Benchmark Brent crude fell more than $1 after the deal was reported, before recovering some ground to trade around$70 a barrel. It is now well below October’s three-year highs above $86 but still more than 30% up on the start of 2021. [O/R]
The United States has repeatedly pushed OPEC+ to accelerate output hikes as U.S. gasoline prices soared and President Joe Biden’s approval ratings slid. Faced with rebuffals, Washington said last week it and other consumers would release reserves.
Fearing another supply glut, sources said the Organization of the Petroleum Exporting Countries, Russia and allies, known as OPEC+, considered a range of options in talks on Thursday, including pausing their January hike of 400,000 barrels per day (bpd) or increasing output by less than the monthly plan.
But any such move would have put OPEC+, which includes Saudi Arabia and other U.S. allies in the Gulf, on a collision course with Washington. Instead, the group rolled over its existing deal to increase output in January by 400,000 bpd.

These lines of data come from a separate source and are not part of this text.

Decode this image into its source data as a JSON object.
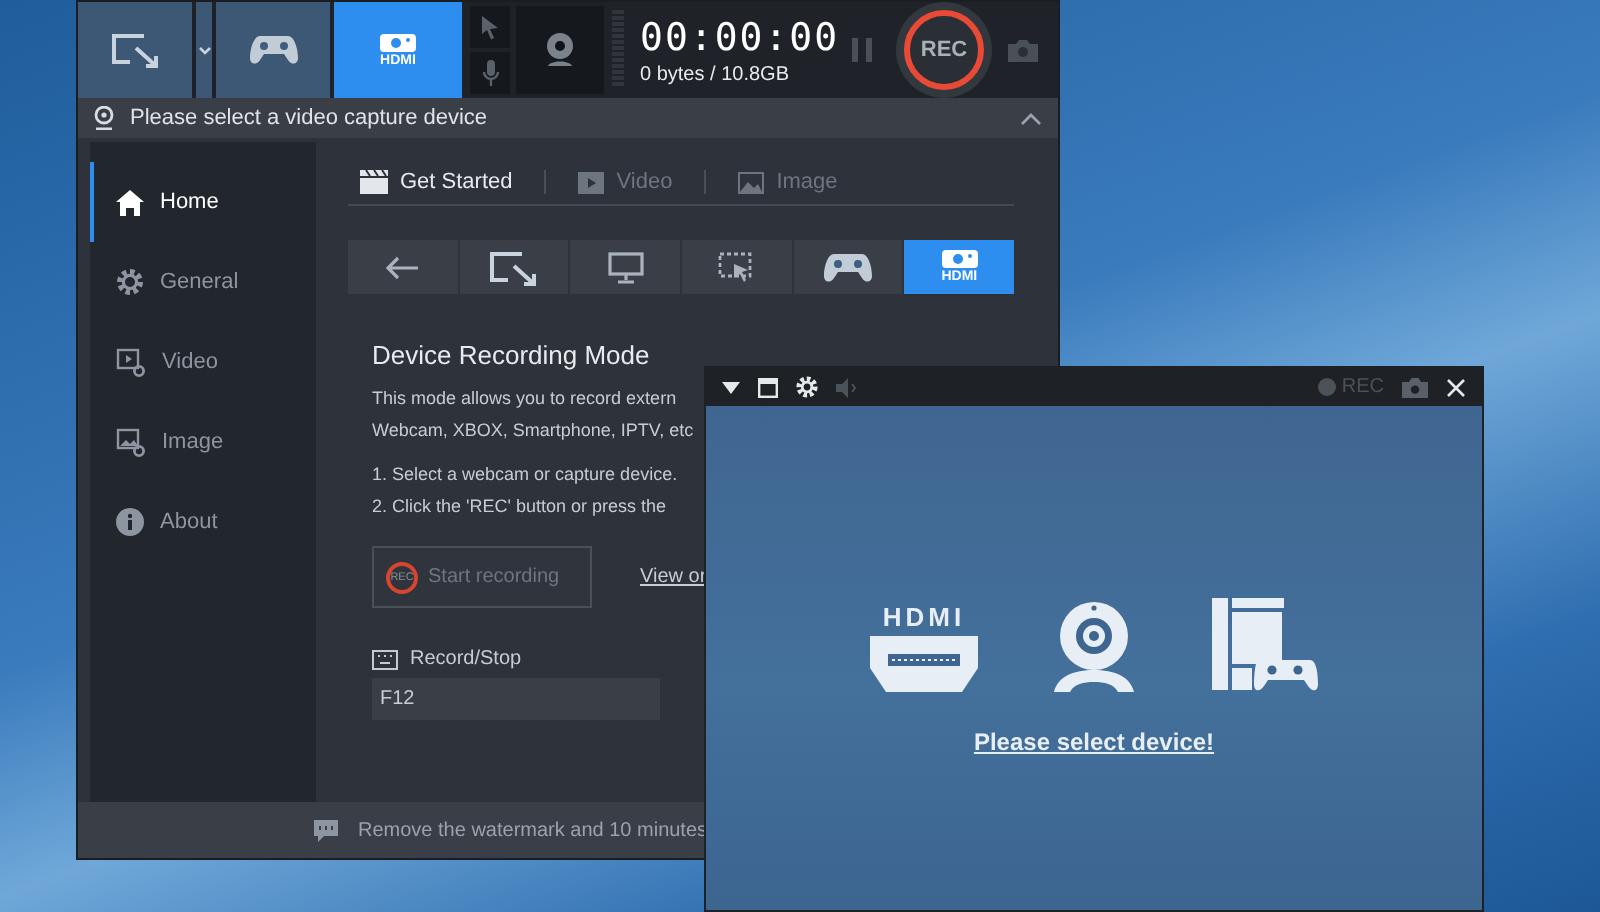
{
  "main_window": {
    "toolbar": {
      "modes": [
        {
          "kind": "region",
          "selected": false
        },
        {
          "kind": "game",
          "selected": false
        },
        {
          "kind": "device",
          "label": "HDMI",
          "selected": true
        }
      ],
      "timer": "00:00:00",
      "size": "0 bytes / 10.8GB",
      "rec": "REC"
    },
    "device_bar": {
      "text": "Please select a video capture device"
    },
    "sidebar": {
      "items": [
        {
          "kind": "home",
          "label": "Home",
          "selected": true
        },
        {
          "kind": "general",
          "label": "General",
          "selected": false
        },
        {
          "kind": "video",
          "label": "Video",
          "selected": false
        },
        {
          "kind": "image",
          "label": "Image",
          "selected": false
        },
        {
          "kind": "about",
          "label": "About",
          "selected": false
        }
      ]
    },
    "tabs": [
      {
        "kind": "get-started",
        "label": "Get Started",
        "selected": true
      },
      {
        "kind": "video",
        "label": "Video",
        "selected": false
      },
      {
        "kind": "image",
        "label": "Image",
        "selected": false
      }
    ],
    "mode_buttons": [
      {
        "kind": "back",
        "selected": false
      },
      {
        "kind": "region",
        "selected": false
      },
      {
        "kind": "fullscreen",
        "selected": false
      },
      {
        "kind": "area",
        "selected": false
      },
      {
        "kind": "game",
        "selected": false
      },
      {
        "kind": "device",
        "label": "HDMI",
        "selected": true
      }
    ],
    "content": {
      "title": "Device Recording Mode",
      "paragraph_lines": [
        "This mode allows you to record extern",
        "Webcam, XBOX, Smartphone, IPTV, etc"
      ],
      "steps": [
        "1. Select a webcam or capture device.",
        "2. Click the 'REC' button or press the"
      ],
      "start_button": {
        "icon_label": "REC",
        "label": "Start recording"
      },
      "link": "View or",
      "hotkey": {
        "label": "Record/Stop",
        "value": "F12"
      }
    },
    "footer": "Remove the watermark and 10 minutes"
  },
  "preview_window": {
    "rec": "REC",
    "message": "Please select device!",
    "devices": [
      {
        "kind": "hdmi",
        "label": "HDMI"
      },
      {
        "kind": "webcam"
      },
      {
        "kind": "console"
      }
    ]
  }
}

“Politics triumphs over economics. Consumer countries mounted enough pressure,” said veteran OPEC observer Gary Ross. “But weaker prices now will only mean stronger later.”
Ahead of the talks, U.S. Deputy Energy Secretary David Turk indicated there might be flexibility in the U.S. release of reserves, telling Reuters on Wednesday that Biden’s administration could adjust the timing if oil prices dropped substantially.
OPEC+ remains concerned that the COVID-19 pandemic could once again drive down demand. Surging infections have prompted renewed restrictions in Europe and the Omicron variant has already led to new clamp downs on some international travel.
“We have to closely monitor the market to see the real effect of Omicron,” one OPEC+ delegate said after the talks.
OPEC+ ministers are next scheduled to meet on Jan. 4, but the group indicated in a statement that they could meet again before then if the market situation demanded.
Before this week’s talks Saudi Arabia and Russia, the biggest producers in OPEC+, had both said there was no need for a knee-jerk reaction.
Commenting after the OPEC+ decision, Russian Deputy Prime Minister Alexander Novak said the oil market was balanced and global oil demand was slowly rising.
OPEC+ has been gradually unwinding record cuts agreed last year when demand cratered due to the pandemic, slashing output by about 10 million bpd, or 10% of global supply. Those cuts have since been scaled back to about 3.8 million bpd.
But OPEC+ has regularly failed to meet its output targets, producing about 700,000 bpd less than planned in both September and October, the International Energy Agency (IEA) says.
The next meeting of the OPEC+ Joint Technical Committee is scheduled for Jan. 3, while the next meeting of the OPEC+ Joint Ministerial Monitoring Committee is Jan. 4, a source said.